Tennessee Judge’s Order Green Lights CU-Bank Acquisition
State AG office that opposed the proposed deal reviews the court ruling and considers next steps, including a possible appeal.
A Tennessee judge’s order that allows a federal credit union to buy a state-chartered bank was recently decided on the definition of one word – acquire.
Last November, Davidson County Chancery Court Judge Patricia Moskal issued an injunction, which temporarily blocked the pending acquisition after the Tennessee Department of Financial Institutions argued the proposed purchase of the $818 million Financial Federal Bank in Memphis, Tenn., by the $1 billion Orion Federal Credit Union, also in Memphis, is prohibited under state law. TDFI asked Judge Moskal to nix the deal.
However, lawyers for Orion and FFB asked the state judge to allow the deal to move forward. They argued in court documents that the proposed transaction is not prohibited because the term “acquire” or “acquire a bank” under Tennessee law is limited to the acquisition of a bank as a corporate entity by acquiring the bank’s stock or charter. They also argued the Tennessee regulator interpreted “acquire” too broadly, and that the term does not extend to Orion’s proposed purchase of all or substantially all of the assets and assumption of FFB’s liabilities, which the financial institutions alluded to in an undisclosed definitive agreement announced in August 2021.
“The Court construes the plain language of that term (acquire) (acquire a bank) as limited to the acquisition of a bank as a corporate entity and does not extend to the purchase of all or substantially all of the assets of a bank. Instead, the sale of bank’s assets … permits a bank to sell all or substantially all of its assets without limitation as to the acquiring entity, subject only to the rights of dissenting shareholders,” Judge Moskal wrote in the 16-page order. “To the extent the term “acquire” or “acquire a bank” is deemed ambiguous, the Court relies on sound principles of statutory construction that the exclusion of any definition of “acquire” or “acquire a bank” … but the inclusion of specific definitions in other banking statutes, leads to the conclusion that a different definition was intended. Finally, while the Court has considered the Department’s interpretation of “acquire” or “acquire a bank”… that interpretation is not controlling and the statutory construction issue remains a question of law. Accordingly, the Court concludes that the proposed asset purchase transaction is not a prohibited transaction.”
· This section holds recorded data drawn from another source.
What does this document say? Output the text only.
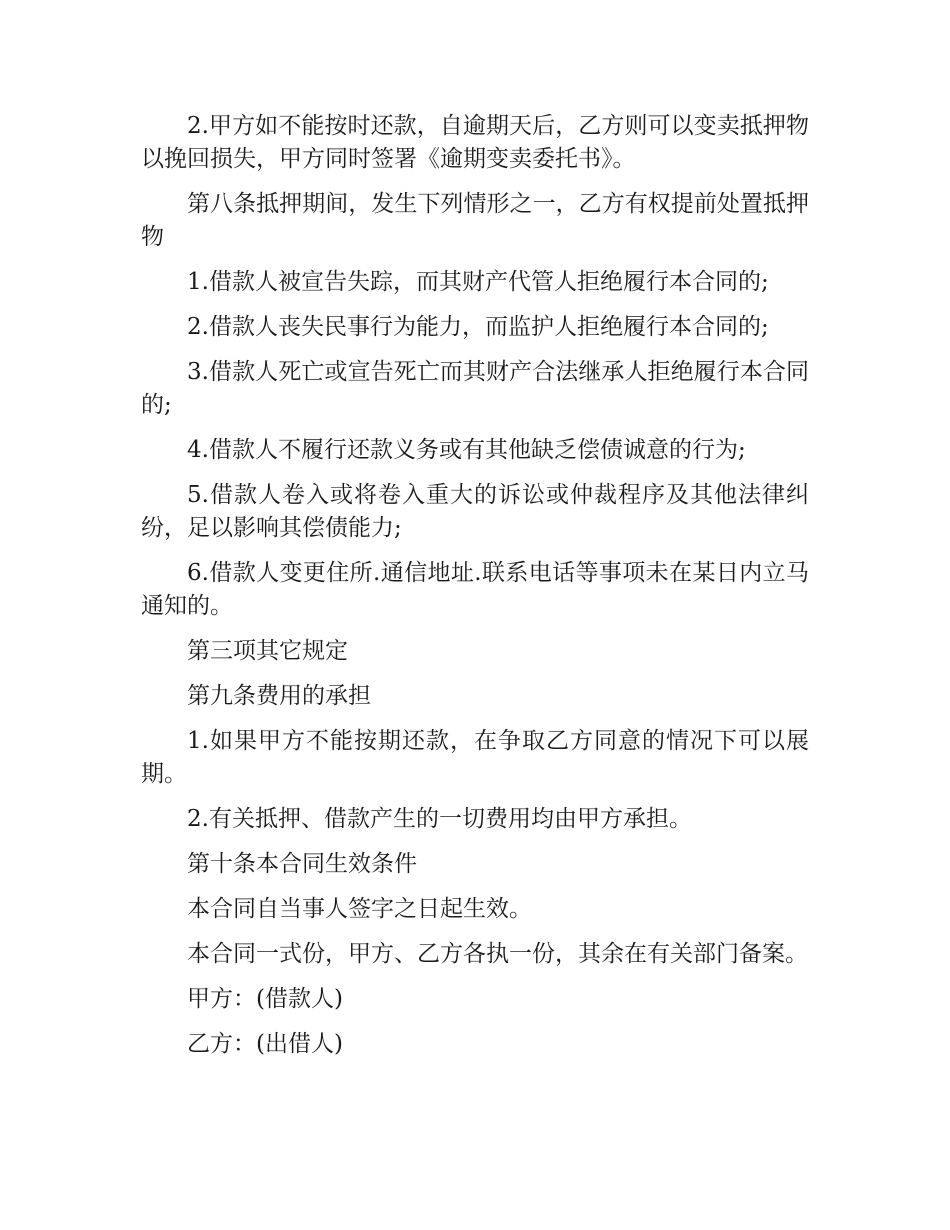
2.甲方如不能按时还款，自逾期天后，乙方则可以变卖抵押物以挽回损失，甲方同时签署《逾期变卖委托书》。

第八条抵押期间，发生下列情形之一，乙方有权提前处置抵押物

1.借款人被宣告失踪，而其财产代管人拒绝履行本合同的;

2.借款人丧失民事行为能力，而监护人拒绝履行本合同的;

3.借款人死亡或宣告死亡而其财产合法继承人拒绝履行本合同的;

4.借款人不履行还款义务或有其他缺乏偿债诚意的行为;

5.借款人卷入或将卷入重大的诉讼或仲裁程序及其他法律纠纷，足以影响其偿债能力;

6.借款人变更住所.通信地址.联系电话等事项未在某日内立马通知的。

第三项其它规定

第九条费用的承担

1.如果甲方不能按期还款，在争取乙方同意的情况下可以展期。

2.有关抵押、借款产生的一切费用均由甲方承担。

第十条本合同生效条件

本合同自当事人签字之日起生效。

本合同一式份，甲方、乙方各执一份，其余在有关部门备案。

甲方：(借款人)

乙方：(出借人)
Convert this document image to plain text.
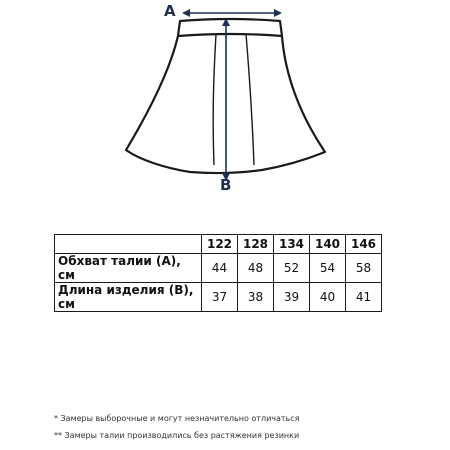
A
B
	122	128	134	140	146
Обхват талии (A), см	44	48	52	54	58
Длина изделия (B), см	37	38	39	40	41
* Замеры выборочные и могут незначительно отличаться
** Замеры талии производились без растяжения резинки
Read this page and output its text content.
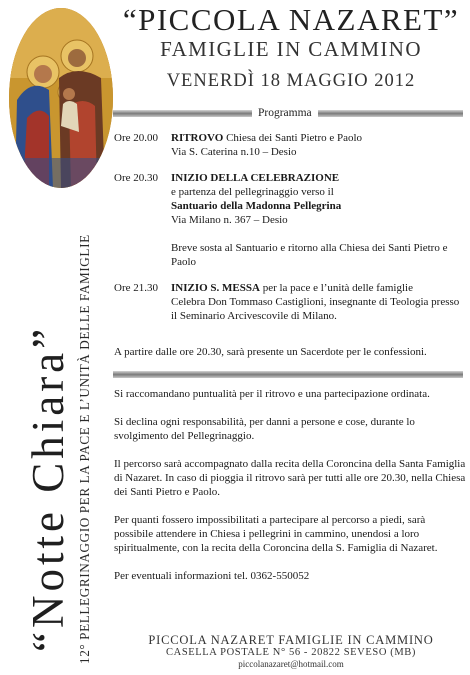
“Notte Chiara” 12° PELLEGRINAGGIO PER LA PACE E L’UNITÀ DELLE FAMIGLIE
“PICCOLA NAZARET”
FAMIGLIE IN CAMMINO
VENERDÌ 18 MAGGIO 2012
Programma
Ore 20.00	RITROVO Chiesa dei Santi Pietro e Paolo
Via S. Caterina n.10 – Desio
Ore 20.30	INIZIO DELLA CELEBRAZIONE
e partenza del pellegrinaggio verso il
Santuario della Madonna Pellegrina
Via Milano n. 367 – Desio
Breve sosta al Santuario e ritorno alla Chiesa dei Santi Pietro e Paolo
Ore 21.30	INIZIO S. MESSA per la pace e l’unità delle famiglie
Celebra Don Tommaso Castiglioni, insegnante di Teologia presso il Seminario Arcivescovile di Milano.
A partire dalle ore 20.30, sarà presente un Sacerdote per le confessioni.

Si raccomandano puntualità per il ritrovo e una partecipazione ordinata.

Si declina ogni responsabilità, per danni a persone e cose, durante lo svolgimento del Pellegrinaggio.

Il percorso sarà accompagnato dalla recita della Coroncina della Santa Famiglia di Nazaret. In caso di pioggia il ritrovo sarà per tutti alle ore 20.30, nella Chiesa dei Santi Pietro e Paolo.

Per quanti fossero impossibilitati a partecipare al percorso a piedi, sarà possibile attendere in Chiesa i pellegrini in cammino, unendosi a loro spiritualmente, con la recita della Coroncina della S. Famiglia di Nazaret.

Per eventuali informazioni tel. 0362-550052

PICCOLA NAZARET FAMIGLIE IN CAMMINO
CASELLA POSTALE N° 56 - 20822 SEVESO (MB)
piccolanazaret@hotmail.com
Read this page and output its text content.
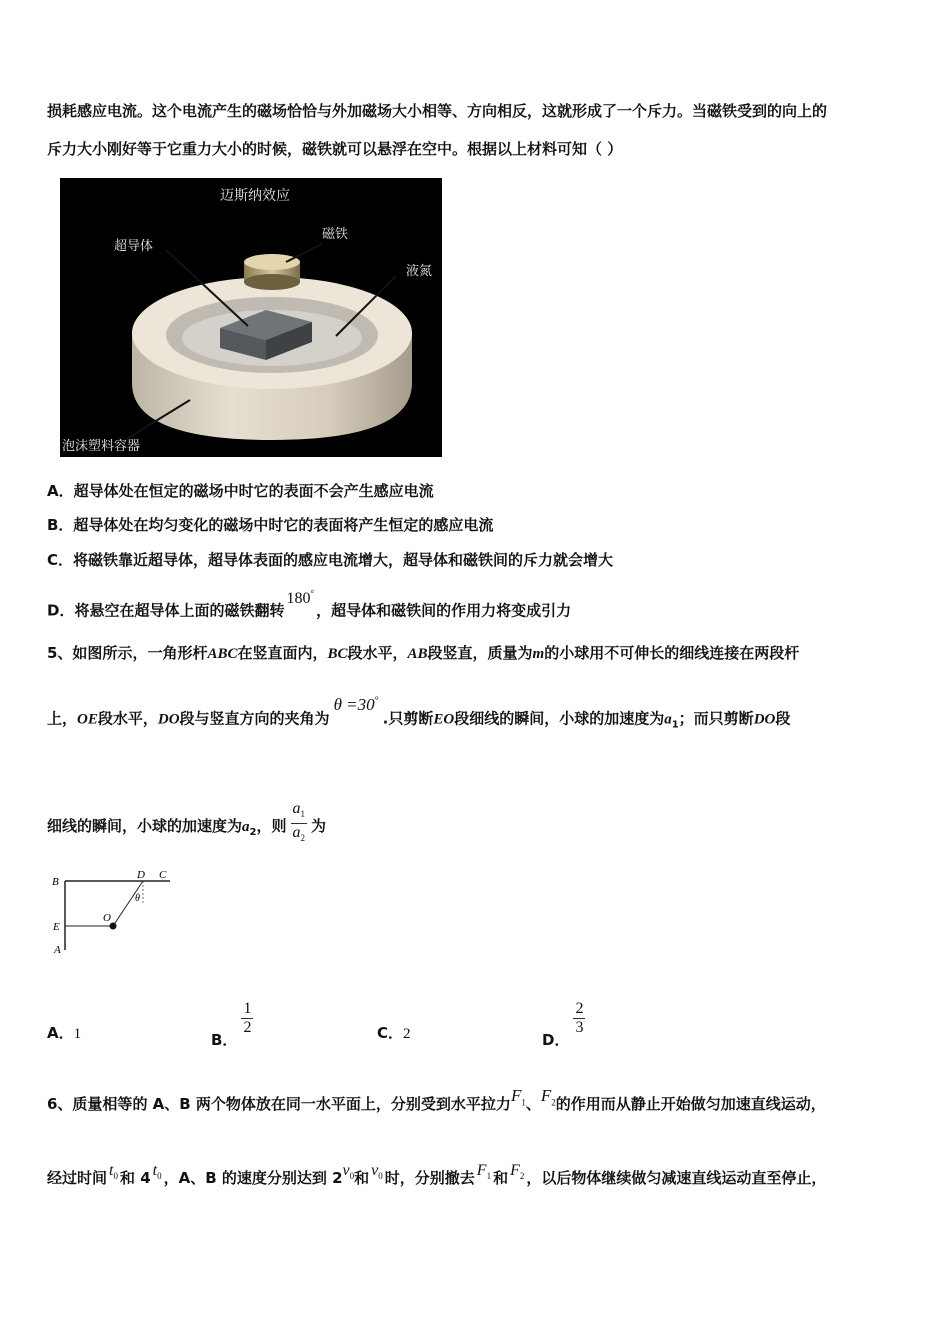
损耗感应电流。这个电流产生的磁场恰恰与外加磁场大小相等、方向相反，这就形成了一个斥力。当磁铁受到的向上的
斥力大小刚好等于它重力大小的时候，磁铁就可以悬浮在空中。根据以上材料可知（ ）
迈斯纳效应
超导体
磁铁
液氮
泡沫塑料容器
A．超导体处在恒定的磁场中时它的表面不会产生感应电流
B．超导体处在均匀变化的磁场中时它的表面将产生恒定的感应电流
C．将磁铁靠近超导体，超导体表面的感应电流增大，超导体和磁铁间的斥力就会增大
D．将悬空在超导体上面的磁铁翻转180°，超导体和磁铁间的作用力将变成引力
5、如图所示，一角形杆ABC在竖直面内，BC段水平，AB段竖直，质量为m的小球用不可伸长的细线连接在两段杆
上，OE段水平，DO段与竖直方向的夹角为θ =30°.只剪断EO段细线的瞬间，小球的加速度为$a_1$；而只剪断DO段
细线的瞬间，小球的加速度为$a_2$，则 $\frac{a_1}{a_2}$ 为
B
D C
θ
O
E
A
A．1	B．
$\frac{1}{2}$	C．2	D．
$\frac{2}{3}$
6、质量相等的 A、B 两个物体放在同一水平面上，分别受到水平拉力$F_1$、$F_2$的作用而从静止开始做匀加速直线运动，
经过时间 $t_0$ 和 4 $t_0$ ，A、B 的速度分别达到 $2v_0$和 $v_0$ 时，分别撤去 $F_1$ 和 $F_2$ ，以后物体继续做匀减速直线运动直至停止，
Judge Moskal also noted in her order, released last Friday afternoon, that the Tennessee regulator acknowledged that it has approved or did not object to other asset purchase transactions where either Tennessee state-chartered banks or out-of-state banks acquired all or substantially all of the assets of Tennessee state-chartered banks through a merger.
“In this case, FFB is a wholly-owned subsidiary of FedCorp and FedCorp – as the sole shareholder – has consented to the sale of all or substantially all of the assets of FFBank to Orion,” Judge Moskal wrote. “The legislature could have included a limitation on the types of entities permitted to purchase the assets of a state-chartered bank, but it did not do so.”
The Tennessee Attorney General’s office, which represents TDFI, said in a statement Wednesday that it is “reviewing the order and is considering next steps.”
Colin Barrett, president of the Tennessee Bankers Association, said the trade group is disappointed and surprised by the court’s decision as no one understands Tennessee banking laws as well as the Tennessee Department of Financial Institutions.
“However the ruling doesn’t change the fact that Orion should not be allowed to blatantly abandon its mission and exploit its taxpayer subsidized status in order to acquire a community bank,” he said. “If the deal goes through, it will harm the city of Memphis and result in a loss of $15 million in local, state and federal taxes over the next decade. All taxpayers and those responsible for Tennessee fiscal policy should be concerned.”
Lawyers representing the credit union as well as top executives of FFB and Orion did not respond to CU Times’ requests for comment by Wednesday’s deadline.
TDFI has until June 27 to file an appeal.
While the federal regulatory approvals remain pending, a review of the proposed credit union-bank acquisition agreement by the FDIC and NCUA has been suspended until this case has been resolved.